Giustizia: violenza minorile… l’Italia non ratifica la convenzione sugli abusi sessuali

di Patrizio Gonnella, Italia Oggi, 22 maggio 2010

Gli abusi sessuali nei confronti dei minori, le discriminazioni razziali che coinvolgono i bambini, le violenze giovanili sono al centro della prima conferenza internazionale per un’azione strategica contro la violenza nei confronti dei bambini che si tiene oggi e domani a Vienna. I soggetti promotori sono il Consiglio d’Europa e l’Ufficio del rappresentante speciale del Segretario generale delle Nazioni Unite sulla violenza contro i bambini.
Saranno altresì presenti i rappresentanti di varie organizzazioni internazionali nonché dei governi dei paesi membri del Consiglio di Europa. Era il novembre del 2009 quando il Comitato dei Ministri adottò con una propria Raccomandazione le linee guida rivolte ai 47 Stati aderenti e contenenti le strategie nazionali integrate utili a proteggere i minori da ogni tipo di violenze.
Le linee guida sono state formulate dopo un lungo lavoro di raccolta di dati legislativi e statistici realizzato su scala nazionale.

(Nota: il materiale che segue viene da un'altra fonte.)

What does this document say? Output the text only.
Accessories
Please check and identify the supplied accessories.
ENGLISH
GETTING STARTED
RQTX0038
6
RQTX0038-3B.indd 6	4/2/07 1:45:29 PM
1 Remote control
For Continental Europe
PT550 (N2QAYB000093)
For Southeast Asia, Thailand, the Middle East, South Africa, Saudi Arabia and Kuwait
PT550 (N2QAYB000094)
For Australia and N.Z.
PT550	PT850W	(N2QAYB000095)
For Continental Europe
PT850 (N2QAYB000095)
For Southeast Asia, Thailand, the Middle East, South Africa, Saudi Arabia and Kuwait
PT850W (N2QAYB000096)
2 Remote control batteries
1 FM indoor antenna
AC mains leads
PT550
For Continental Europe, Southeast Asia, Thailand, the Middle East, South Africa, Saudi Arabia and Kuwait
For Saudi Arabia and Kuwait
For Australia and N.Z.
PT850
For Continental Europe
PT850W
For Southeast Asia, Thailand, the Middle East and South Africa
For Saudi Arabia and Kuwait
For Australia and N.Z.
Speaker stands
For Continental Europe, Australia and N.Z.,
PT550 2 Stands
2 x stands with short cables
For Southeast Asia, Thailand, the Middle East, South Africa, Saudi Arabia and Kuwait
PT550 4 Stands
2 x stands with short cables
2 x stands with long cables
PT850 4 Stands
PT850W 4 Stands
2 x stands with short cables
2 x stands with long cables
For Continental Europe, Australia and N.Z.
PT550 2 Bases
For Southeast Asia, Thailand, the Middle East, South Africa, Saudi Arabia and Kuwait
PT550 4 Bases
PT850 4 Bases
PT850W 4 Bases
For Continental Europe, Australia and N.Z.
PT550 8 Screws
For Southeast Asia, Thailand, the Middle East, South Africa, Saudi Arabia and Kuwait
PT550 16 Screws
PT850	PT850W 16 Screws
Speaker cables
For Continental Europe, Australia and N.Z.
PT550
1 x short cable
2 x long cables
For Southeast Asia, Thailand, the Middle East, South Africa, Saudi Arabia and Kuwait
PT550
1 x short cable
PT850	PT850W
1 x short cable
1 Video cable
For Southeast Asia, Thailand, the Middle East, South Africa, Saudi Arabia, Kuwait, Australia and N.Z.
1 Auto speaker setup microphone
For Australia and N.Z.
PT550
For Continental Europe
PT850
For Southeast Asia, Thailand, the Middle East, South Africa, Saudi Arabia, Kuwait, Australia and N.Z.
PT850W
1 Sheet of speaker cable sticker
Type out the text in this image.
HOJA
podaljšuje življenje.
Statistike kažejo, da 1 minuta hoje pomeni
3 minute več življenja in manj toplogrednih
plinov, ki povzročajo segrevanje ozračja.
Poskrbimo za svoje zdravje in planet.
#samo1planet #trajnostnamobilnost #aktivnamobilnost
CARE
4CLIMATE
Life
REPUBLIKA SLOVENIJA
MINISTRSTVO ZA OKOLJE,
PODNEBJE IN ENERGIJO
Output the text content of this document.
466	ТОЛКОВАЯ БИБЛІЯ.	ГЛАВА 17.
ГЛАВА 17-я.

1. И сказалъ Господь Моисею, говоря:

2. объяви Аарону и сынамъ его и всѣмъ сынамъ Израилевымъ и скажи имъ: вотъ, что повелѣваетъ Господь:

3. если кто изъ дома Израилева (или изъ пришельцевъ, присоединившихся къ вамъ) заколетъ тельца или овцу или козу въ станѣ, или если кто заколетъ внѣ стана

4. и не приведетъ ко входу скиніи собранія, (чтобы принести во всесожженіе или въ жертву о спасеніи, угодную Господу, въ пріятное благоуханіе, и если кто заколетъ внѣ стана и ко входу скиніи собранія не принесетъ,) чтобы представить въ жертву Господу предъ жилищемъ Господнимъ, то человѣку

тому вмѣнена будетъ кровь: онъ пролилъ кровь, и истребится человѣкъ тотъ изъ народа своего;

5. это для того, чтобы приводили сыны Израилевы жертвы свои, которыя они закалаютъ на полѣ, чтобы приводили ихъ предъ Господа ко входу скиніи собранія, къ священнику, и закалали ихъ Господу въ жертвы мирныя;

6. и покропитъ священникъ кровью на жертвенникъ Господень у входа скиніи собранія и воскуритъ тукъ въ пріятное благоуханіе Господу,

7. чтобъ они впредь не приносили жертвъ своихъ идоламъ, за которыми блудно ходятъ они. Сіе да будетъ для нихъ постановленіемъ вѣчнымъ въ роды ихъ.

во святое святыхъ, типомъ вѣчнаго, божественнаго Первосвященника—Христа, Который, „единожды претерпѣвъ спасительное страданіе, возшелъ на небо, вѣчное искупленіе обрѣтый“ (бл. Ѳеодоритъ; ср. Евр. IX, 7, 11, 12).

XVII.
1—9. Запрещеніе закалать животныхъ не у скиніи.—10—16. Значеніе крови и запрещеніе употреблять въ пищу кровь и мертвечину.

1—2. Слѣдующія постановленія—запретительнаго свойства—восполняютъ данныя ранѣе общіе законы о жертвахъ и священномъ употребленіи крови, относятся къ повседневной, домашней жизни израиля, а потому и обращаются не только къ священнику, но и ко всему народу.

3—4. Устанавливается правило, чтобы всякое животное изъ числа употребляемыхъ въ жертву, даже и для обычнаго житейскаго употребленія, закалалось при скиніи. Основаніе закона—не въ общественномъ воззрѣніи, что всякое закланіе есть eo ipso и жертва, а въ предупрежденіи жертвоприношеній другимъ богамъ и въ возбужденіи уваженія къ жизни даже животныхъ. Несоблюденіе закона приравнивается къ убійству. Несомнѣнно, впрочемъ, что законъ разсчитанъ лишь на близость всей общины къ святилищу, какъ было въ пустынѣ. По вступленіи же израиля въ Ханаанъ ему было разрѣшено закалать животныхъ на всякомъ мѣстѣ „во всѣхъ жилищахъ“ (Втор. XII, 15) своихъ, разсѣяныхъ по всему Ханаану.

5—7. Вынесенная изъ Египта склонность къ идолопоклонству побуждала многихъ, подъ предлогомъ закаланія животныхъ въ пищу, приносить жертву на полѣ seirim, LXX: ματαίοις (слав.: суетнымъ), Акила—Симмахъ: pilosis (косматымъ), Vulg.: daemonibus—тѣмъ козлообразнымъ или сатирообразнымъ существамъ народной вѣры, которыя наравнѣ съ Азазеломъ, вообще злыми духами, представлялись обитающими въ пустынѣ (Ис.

Esse includono informazioni e indicazioni utili a: rafforzare l’azione nazionale e locale per prevenire e rispondere alla violenza contro i bambini; vietare qualsiasi forma di violenza, compresa quella tra le mura domestiche; sviluppare e attuare un sistema di raccolta e ricerca sistematica di dati sui comportamenti violenti nei confronti dei bambini.
Un ruolo di primo piano è stato finora ricoperto da Italia, Norvegia, Portogallo e Romania per una prima analisi qualitativa, giuridica e istituzionale delle politiche realizzate a livello nazionale. Alla conferenza austriaca, dove si verificherà lo stato di adeguamento dei paesi europei alle linee guida adottate meno di un anno fa, tra gli altri è previsto che intervengano Maud de Boer-Buquicchio, vice segretario generale del Consiglio d’Europa, Marta Santos Pais, rappresentante speciale del Segretario generale delle Nazioni Unite sulla violenza contro i bambini e Paulo Sérgio Pinheiro, commissario e relatore sui diritti dei bambini della Commissione interamericana per i diritti umani che opera nell’ambito dell’Organizzazione degli Stati americani.
Il tema della violenza nei confronti dei minori si collega tragicamente a quello dello sfruttamento sessuale. Il primo luglio del 2010 entrerà in vigore la Convenzione europea sulla protezione dei bambini dallo sfruttamento e dalla violenza sessuale. Erano sufficienti cinque ratifiche per la sua vigenza. Con la ratifica di San Marino è stato raggiunto il numero minimo di ratifiche. Gli altri quattro stati che l’hanno prontamente ratificata sono Albania, Danimarca, Grecia e Olanda. L’Italia l’ha firmata nel luglio del 2007, così come altri trentasette Paesi, ma tarda a ratificarla. Purtroppo capita spesso con le convenzioni sui diritti umani. Non viene assicurata loro priorità nell’agenda parlamentare.
Il Trattato rappresenta un passo significativo in avanti in termini di prevenzione, protezione e cooperazione internazionale. Sono previste misure per favorire il contrasto sovra-nazionale alla pornografia on-line e al triste fenomeno del “grooming” (adulti che cercano di entrare in contatto con bambini o adolescenti a scopi sessuali attraverso, ad esempio, le chat rooms). Anche di questo, ossia della difficoltà a rendere rapida e efficiente l’entrata in vigore della Convenzione, si parlerà nell’assise viennese. Nel 2011 saranno passati vent’anni dalla ratifica italiana della Convenzione Onu sui diritti dell’infanzia. Un buon modo per onorare la ricorrenza potrebbe essere quello di annunciare a Vienna una rapida ratifica della convenzione europea.